In 1975’s Fawlty Towers, it was funny to say “don’t mention the war” to Germans. In England today, it’s no joke that you can’t pair Islam with violence.
After John Cleese left Monty Python, he and his then-wife, Connie Booth, went on to create and star in Fawlty Towers. In it, Cleese plays Basil Fawlty, the perpetually angry, extremely inept, always inappropriate and outspoken proprietor of a Cornish inn. The cast regulars surrounding him are his wife, Sybil, who rarely gets off the phone, stopping only to scold Fawlty for his stupidity; a Spanish waiter and all-around dogsbody who’s never mastered much English beyond “Que?”; a somewhat senile old major and a couple of wittering old ladies; and Polly (Connie Booth), the maid and waitress, who is the only decent, sane person in the establishment.

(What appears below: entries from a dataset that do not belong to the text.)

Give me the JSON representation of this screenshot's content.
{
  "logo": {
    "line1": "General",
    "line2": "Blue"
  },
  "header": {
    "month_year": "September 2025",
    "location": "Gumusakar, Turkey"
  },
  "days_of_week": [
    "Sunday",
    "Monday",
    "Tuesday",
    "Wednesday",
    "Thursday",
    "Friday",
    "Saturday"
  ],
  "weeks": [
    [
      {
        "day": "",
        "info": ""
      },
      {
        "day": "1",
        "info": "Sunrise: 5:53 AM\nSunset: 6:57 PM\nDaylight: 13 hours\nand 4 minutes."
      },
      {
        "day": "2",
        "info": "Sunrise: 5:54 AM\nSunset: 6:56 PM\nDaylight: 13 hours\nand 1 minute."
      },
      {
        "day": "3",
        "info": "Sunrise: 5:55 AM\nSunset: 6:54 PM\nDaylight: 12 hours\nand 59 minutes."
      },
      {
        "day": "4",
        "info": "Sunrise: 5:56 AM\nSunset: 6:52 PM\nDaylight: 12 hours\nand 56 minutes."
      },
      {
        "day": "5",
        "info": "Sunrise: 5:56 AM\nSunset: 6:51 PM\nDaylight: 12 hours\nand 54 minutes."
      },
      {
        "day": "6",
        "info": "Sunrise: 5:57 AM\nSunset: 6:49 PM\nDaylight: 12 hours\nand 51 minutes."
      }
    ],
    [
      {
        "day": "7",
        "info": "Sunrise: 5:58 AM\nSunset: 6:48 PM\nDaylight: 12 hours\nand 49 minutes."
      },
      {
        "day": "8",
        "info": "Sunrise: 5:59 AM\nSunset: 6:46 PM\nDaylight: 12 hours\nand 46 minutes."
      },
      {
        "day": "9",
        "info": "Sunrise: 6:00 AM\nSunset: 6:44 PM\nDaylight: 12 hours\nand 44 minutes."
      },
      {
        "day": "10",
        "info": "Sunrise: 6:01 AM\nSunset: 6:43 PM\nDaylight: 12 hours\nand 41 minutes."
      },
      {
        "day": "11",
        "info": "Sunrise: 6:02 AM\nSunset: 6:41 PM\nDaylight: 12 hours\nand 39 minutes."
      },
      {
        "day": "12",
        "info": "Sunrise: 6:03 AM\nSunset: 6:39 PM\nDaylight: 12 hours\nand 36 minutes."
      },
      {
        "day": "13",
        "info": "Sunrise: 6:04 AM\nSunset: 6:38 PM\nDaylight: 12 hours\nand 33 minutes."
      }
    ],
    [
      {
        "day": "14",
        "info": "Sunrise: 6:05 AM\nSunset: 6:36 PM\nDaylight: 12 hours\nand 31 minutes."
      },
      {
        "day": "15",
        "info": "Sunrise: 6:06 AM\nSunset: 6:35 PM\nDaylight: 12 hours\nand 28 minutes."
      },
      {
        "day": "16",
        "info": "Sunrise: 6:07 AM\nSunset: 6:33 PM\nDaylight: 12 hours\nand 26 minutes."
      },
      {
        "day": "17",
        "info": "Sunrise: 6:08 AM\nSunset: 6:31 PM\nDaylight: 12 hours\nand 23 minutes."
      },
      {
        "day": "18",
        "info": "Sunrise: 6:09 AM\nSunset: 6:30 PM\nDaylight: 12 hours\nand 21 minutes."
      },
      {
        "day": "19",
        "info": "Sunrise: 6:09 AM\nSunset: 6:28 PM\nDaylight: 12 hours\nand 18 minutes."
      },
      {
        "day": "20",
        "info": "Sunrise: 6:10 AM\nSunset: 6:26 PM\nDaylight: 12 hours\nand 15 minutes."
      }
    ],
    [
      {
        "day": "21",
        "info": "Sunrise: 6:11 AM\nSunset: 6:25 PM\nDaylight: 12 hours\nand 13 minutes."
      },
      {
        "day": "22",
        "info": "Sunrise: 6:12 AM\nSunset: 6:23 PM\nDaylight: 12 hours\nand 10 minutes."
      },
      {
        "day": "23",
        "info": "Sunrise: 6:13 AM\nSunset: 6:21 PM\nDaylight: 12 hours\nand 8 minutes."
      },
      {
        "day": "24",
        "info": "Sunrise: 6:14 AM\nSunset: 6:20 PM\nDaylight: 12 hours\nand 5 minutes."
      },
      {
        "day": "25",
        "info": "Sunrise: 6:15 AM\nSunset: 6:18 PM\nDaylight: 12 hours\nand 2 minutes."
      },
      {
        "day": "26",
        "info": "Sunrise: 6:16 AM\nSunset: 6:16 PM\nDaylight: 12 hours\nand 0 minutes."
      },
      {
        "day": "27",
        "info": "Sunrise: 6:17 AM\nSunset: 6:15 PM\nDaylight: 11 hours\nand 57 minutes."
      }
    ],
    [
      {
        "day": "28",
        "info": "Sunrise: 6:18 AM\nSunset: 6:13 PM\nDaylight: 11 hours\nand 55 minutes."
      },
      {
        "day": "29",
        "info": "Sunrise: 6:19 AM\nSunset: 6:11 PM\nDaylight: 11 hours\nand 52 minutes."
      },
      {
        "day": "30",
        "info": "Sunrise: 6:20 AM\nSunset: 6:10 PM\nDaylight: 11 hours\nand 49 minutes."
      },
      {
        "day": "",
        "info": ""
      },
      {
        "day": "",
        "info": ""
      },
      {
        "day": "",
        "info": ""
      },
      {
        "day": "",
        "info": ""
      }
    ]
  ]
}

Fawlty Towers is not to everyone’s taste because it is anarchic, angry humor. However, for those who watched the show, one of the best episodes focuses on a group of Germans coming to stay at the inn. When this episode was made, in the mid-1970s, WWII had ended a mere 30 years before and lived on in all adult memories. Therefore, to ensure a pleasant stay for the German guests, the inn’s mantra was “Don’t mention the war.”
This mantra proved to be too much for Basil, especially after he sustained a blow to the head. I’ve included two links here. The first is to the entire brilliant episode. The second, for those who will never watch it or have already watched it, is to the key scene with the Germans. After you’ve watched the episode or refreshed your recollection, I’ll get to my point about modern England:
In Fawlty Towers, with “Don’t mention the war” serving as the guiding principle, the only one who breaks ranks and mentions the war is stark raving mad and quite mean. That’s a very funny joke (especially the goose-stepping part).
In modern England, though, things are no joke. Even if the gun is at your head, the rule is clear: “Don’t mention Islam in connection with slaughter.” Daniel Greenfield caught this shibboleth in action. The scene is a bar in London, with the police telling customers to take cover (language warning):
Greenfield describes what you might have missed if you didn’t pay close attention to the video’s last few seconds:
At the very end of the video, in a burst of defiance, one of the men on the floor shouts, “F___ Muslim C____”.
“Don’t shout that you f____ idiot, it’s not Muslims,” he’s promptly told.
And this is in a terrorist attack in which the killers made a point of shouting “This is for Islam” and “This is for Allah”.
Even while they’re killing us, we can always be warned against any Islamophobic outbursts. It isn’t Muslims after all. Even when they’re Muslims shouting, “This is for Islam”. Just stick your head under the table and keep repeating, “Islam is a religion of peace, Islam is a religion of peace, Islam is a religion of peace.”
Admittedly, it’s possible that the people in this particular bar hadn’t heard the killers’ shout-outs to Allah and Islam. Perhaps the angry man shouting out his imprecation was just making a guess based upon reasonable probabilities. Regardless, what’s fascinating is the cultured voice assuring himself, the angry man, and the legions of people who will be watching the video that it’s not Muslims. It’s never Muslims.
Watching the two sets of videos, one gets the feeling that Leftists got confused when they attempted to remember the Hegel/Marx principle. Hegel said “History repeats itself,” to which Marx added the mordant “the first time as tragedy, the second time as farce.” Here, history repeats itself, the first time as farce, the second time as tragedy.